The texture of these cookies is just right with plump raisins, sweet chocolate chips, crunchy nuts and yummy coconut. Any leftover cookies freeze nicely.—Anna Free, Cleveland, Ohio
  • Total Time
    Prep: 15 min. Bake: 15 min./batch
  • Makes
    12 dozen


  • 2 cups butter, softened
  • 1-2/3 cups sugar
  • 1-2/3 cups packed brown sugar
  • 4 large eggs
  • 3 teaspoons vanilla extract
  • 4 cups all-purpose flour
  • 2-1/2 cups quick-cooking oats
  • 2-1/2 cups old-fashioned oats
  • 2 teaspoon baking powder
  • 2 teaspoons baking soda
  • 1 teaspoon salt
  • 1 teaspoon ground cinnamon
  • 4 cups semisweet chocolate chips
  • 3 cups coarsely chopped nuts
  • 2 cups raisins
  • 1 cup sweetened shredded coconut


  • In a large bowl, cream butter and sugars until light and fluffy. Add eggs, one at a time, beating well after each addition. Beat in vanilla. Combine dry ingredients; gradually add to the creamed mixture and mix well. Stir in chocolate chips, nuts, raisins and coconut.

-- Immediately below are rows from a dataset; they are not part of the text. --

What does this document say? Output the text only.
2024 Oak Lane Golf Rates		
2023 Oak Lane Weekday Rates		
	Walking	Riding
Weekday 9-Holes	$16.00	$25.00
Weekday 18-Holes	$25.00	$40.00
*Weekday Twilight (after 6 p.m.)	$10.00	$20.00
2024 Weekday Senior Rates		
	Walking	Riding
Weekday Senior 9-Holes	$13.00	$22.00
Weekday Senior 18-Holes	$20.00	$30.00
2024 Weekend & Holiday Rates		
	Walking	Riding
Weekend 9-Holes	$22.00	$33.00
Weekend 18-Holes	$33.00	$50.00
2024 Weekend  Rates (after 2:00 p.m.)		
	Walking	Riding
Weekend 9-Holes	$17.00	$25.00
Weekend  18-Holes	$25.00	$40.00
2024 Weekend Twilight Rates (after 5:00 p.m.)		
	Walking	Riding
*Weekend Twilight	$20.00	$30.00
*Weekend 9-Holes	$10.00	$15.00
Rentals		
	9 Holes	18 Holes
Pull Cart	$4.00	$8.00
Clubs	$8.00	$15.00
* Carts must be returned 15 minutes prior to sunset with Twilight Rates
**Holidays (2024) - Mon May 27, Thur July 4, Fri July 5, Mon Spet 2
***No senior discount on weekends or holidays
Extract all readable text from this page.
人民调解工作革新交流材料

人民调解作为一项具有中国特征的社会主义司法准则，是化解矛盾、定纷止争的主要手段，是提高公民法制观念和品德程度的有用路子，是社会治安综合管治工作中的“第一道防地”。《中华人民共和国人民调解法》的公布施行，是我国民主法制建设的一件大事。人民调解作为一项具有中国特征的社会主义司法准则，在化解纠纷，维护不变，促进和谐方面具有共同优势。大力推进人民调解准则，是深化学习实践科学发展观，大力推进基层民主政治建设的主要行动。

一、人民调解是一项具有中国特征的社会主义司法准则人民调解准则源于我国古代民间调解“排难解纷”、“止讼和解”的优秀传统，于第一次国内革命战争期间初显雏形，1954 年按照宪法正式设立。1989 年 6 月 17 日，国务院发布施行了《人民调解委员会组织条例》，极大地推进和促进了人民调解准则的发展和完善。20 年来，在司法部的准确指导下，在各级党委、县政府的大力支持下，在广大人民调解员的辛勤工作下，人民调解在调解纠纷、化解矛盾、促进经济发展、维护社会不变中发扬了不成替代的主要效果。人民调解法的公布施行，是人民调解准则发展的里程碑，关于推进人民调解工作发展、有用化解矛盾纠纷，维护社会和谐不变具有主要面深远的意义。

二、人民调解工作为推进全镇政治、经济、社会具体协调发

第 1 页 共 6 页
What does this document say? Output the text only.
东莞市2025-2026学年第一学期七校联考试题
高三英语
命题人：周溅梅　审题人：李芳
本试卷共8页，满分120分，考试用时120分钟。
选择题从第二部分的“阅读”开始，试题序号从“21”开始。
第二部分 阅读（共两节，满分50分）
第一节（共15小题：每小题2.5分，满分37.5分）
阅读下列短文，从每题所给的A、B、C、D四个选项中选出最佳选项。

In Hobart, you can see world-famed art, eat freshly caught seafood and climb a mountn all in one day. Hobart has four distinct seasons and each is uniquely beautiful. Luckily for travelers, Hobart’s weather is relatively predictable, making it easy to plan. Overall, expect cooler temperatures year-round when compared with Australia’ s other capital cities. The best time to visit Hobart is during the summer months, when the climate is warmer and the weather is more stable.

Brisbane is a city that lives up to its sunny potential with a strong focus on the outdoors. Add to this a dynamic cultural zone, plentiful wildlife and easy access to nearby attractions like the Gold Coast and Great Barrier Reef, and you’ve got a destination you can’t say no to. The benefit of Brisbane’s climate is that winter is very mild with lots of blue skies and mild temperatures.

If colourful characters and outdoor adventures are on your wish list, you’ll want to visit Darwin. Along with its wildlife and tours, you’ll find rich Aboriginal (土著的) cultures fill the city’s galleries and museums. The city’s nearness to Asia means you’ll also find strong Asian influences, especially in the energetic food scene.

  • Drop by heaping tablespoonfuls 2 in. apart onto ungreased baking sheets. Bake at 350° for 12-14 minutes or until golden brown. Remove to wire racks to cool.
Editor's Note
Make half of the recipe at a time to fit into a mixing bowl.
Nutrition Facts
2 each: 227 calories, 12g fat (6g saturated fat), 25mg cholesterol, 141mg sodium, 29g carbohydrate (18g sugars, 2g fiber), 4g protein.